Mégane se foutait de ses sarcasmes. Elle était soulagée de ne pas avoir à repousser ses avances, tant sa réputation de séducteur l'effrayait. Son attaque frontale s'avérait une stratégie payante. Elle avait obtenu ce qu'elle désirait et quitta le bureau sans rien ajouter.

La secrétaire remplit les formalités liées à son statut de stagiaire et lui confia un exemplaire des trois titres dont elle venait d'obtenir la charge, ainsi que les dossiers les concernant.

« Bonne chance, l'encouragea-t-elle.

— Merci, répondit Mégane, touchée par sa sollicitude.

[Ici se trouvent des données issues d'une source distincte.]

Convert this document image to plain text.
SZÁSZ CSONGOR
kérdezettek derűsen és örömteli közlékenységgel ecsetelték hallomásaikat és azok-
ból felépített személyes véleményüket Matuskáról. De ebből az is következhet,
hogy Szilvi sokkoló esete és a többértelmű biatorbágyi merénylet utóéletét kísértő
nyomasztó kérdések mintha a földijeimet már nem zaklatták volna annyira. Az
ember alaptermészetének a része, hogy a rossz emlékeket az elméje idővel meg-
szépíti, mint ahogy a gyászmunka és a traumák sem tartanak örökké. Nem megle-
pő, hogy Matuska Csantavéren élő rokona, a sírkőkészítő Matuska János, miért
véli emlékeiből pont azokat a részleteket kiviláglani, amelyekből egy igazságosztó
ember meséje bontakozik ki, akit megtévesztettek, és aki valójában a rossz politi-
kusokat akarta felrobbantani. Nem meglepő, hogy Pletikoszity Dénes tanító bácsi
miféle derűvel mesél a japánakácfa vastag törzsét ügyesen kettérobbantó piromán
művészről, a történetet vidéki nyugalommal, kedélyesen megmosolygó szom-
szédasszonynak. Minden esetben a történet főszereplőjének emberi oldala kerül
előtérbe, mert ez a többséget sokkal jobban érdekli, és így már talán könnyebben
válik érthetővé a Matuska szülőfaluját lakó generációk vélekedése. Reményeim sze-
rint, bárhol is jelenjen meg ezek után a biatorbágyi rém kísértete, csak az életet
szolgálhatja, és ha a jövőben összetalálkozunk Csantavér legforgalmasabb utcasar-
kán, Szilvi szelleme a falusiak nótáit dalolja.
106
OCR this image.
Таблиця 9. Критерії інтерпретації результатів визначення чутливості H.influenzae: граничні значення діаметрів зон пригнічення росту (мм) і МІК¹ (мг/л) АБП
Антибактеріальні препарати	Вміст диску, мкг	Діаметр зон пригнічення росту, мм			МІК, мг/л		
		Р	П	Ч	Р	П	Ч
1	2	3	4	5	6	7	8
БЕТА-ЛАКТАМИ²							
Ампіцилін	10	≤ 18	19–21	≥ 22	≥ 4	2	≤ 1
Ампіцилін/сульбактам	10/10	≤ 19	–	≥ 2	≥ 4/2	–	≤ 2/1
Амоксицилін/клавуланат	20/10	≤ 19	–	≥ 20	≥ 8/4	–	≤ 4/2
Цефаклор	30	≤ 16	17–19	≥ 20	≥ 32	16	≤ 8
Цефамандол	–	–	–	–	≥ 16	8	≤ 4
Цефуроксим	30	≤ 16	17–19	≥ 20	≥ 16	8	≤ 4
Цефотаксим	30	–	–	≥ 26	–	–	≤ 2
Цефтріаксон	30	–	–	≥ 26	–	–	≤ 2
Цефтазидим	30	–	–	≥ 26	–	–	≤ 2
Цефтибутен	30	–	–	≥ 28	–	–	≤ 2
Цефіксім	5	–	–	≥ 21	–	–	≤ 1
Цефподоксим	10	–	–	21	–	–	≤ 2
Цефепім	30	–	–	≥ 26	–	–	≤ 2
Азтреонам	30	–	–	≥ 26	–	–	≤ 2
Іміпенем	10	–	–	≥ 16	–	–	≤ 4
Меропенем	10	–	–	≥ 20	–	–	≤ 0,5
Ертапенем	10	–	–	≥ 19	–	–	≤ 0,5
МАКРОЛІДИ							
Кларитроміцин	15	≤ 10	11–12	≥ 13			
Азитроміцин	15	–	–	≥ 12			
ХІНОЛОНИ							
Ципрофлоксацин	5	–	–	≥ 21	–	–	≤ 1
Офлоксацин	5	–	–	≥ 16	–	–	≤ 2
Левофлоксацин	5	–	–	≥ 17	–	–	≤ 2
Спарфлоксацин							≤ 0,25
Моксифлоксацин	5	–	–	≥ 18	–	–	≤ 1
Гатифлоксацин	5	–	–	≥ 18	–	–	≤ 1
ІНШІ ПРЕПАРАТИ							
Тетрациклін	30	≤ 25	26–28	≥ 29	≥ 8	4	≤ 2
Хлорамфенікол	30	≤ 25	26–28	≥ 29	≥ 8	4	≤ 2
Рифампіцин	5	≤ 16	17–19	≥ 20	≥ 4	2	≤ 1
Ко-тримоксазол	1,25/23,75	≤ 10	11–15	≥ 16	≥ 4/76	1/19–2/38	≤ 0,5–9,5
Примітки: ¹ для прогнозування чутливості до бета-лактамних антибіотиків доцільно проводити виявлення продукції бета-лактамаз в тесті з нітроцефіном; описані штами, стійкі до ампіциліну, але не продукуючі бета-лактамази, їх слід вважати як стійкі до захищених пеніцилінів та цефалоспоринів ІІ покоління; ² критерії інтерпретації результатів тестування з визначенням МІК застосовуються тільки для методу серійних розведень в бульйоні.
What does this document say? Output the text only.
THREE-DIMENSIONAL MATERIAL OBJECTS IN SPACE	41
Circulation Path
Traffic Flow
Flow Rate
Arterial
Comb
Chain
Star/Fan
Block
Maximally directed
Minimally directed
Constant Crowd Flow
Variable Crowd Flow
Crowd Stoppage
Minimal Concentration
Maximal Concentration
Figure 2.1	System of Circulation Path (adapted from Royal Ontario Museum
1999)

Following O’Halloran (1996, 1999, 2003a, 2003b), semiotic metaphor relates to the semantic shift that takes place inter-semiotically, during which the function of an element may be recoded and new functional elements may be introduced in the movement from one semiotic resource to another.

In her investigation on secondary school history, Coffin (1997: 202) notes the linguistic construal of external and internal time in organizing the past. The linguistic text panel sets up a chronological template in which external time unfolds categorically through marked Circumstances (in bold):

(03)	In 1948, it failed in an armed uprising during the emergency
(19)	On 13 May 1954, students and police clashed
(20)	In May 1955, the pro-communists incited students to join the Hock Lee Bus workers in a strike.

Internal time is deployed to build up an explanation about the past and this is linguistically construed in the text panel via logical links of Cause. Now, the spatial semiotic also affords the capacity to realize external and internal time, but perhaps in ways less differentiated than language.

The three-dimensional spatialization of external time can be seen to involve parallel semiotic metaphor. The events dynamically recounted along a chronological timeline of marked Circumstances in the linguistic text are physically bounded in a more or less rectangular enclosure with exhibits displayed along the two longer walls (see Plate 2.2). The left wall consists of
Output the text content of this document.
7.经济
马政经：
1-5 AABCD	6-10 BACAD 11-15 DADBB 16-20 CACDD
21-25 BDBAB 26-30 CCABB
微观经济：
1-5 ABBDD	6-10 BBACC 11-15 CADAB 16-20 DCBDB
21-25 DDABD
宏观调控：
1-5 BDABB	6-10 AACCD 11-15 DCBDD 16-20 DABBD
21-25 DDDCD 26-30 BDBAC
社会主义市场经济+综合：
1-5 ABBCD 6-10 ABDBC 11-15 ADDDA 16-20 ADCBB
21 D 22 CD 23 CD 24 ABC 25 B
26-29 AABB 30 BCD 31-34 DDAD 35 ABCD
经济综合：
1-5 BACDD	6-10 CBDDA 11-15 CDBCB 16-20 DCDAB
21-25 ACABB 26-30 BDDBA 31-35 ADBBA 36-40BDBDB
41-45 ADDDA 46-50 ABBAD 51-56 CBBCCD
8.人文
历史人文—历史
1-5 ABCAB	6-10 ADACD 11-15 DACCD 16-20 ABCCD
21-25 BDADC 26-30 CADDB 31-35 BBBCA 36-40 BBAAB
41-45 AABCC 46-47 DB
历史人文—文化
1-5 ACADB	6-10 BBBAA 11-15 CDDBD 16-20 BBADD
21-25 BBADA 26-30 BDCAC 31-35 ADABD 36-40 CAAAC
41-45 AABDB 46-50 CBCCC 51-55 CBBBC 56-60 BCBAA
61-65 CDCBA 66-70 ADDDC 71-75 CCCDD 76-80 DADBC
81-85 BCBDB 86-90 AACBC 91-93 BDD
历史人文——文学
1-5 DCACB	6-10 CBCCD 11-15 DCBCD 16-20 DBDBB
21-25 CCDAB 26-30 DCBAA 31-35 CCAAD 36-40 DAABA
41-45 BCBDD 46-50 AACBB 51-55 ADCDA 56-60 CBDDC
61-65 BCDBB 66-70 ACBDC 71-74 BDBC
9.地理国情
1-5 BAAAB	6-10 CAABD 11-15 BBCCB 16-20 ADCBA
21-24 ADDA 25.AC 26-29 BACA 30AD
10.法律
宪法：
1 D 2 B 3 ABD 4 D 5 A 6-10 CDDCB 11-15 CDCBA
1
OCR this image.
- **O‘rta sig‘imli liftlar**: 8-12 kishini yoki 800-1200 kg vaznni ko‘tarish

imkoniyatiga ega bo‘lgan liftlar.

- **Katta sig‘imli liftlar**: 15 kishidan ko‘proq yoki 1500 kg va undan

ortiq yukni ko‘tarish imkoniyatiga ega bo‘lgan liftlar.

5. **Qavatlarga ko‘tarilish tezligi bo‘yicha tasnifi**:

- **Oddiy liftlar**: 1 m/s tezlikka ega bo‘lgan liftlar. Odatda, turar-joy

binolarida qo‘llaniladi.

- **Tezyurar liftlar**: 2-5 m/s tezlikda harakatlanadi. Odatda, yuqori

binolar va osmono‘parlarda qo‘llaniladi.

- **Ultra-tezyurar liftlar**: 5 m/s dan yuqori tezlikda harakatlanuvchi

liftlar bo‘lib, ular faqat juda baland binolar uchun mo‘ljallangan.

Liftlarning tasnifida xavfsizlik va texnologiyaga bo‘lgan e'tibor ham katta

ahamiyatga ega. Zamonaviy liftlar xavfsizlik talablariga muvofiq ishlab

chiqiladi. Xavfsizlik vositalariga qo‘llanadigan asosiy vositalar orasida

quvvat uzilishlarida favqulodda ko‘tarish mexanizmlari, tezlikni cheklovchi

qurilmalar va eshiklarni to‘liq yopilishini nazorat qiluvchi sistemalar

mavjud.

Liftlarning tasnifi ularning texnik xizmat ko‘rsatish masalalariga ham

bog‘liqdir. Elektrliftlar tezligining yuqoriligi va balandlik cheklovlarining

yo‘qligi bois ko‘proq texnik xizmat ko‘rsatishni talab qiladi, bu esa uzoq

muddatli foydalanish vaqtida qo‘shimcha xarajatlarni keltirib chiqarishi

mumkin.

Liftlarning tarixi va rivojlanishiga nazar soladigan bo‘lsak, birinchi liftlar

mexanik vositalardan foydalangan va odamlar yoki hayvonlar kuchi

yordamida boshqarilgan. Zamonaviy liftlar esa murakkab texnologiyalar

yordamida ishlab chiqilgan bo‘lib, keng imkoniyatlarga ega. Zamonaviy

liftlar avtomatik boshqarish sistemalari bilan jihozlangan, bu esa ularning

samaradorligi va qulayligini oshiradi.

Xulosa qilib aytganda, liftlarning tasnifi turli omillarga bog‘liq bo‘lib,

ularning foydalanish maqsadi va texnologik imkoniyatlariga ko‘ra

— Vous savez, ils ne sont pas mauvais ces trois romans...

— J'ai lu ces deux-là, mais celui-ci ne me tentait pas trop.

— C'est un fils de, ajouta Carine, sur le ton de la confidence.

— Ah, je vois : une édition de complaisance.

— C'est ça, confirma-t-elle, toujours discrètement.

— Et qui sont les vénérables parents ? questionna Mégane, sur le ton des potins anodins.

— Mystère, murmura Carine, prudente, ce ne sont que des bruits de couloir.

— Où s'installent les stagiaires ? enchaîna-t-elle.

— Nulle part. Ils sont sur le terrain pour démarcher les libraires et accompagner les auteurs dans leur promotion.

— Dans ce cas, je préférerais les versions ePub pour ma liseuse, plutôt que de trimbaler un kilo de livres.

— C'est bien la première fois qu'on me demande ça, s'offusqua Carine.

— Pourtant c'est pratique. Dans ma chambre de bonne, j'ai pas trop la place, si vous voyez ce que je veux dire, précisa-t-elle en grimaçant.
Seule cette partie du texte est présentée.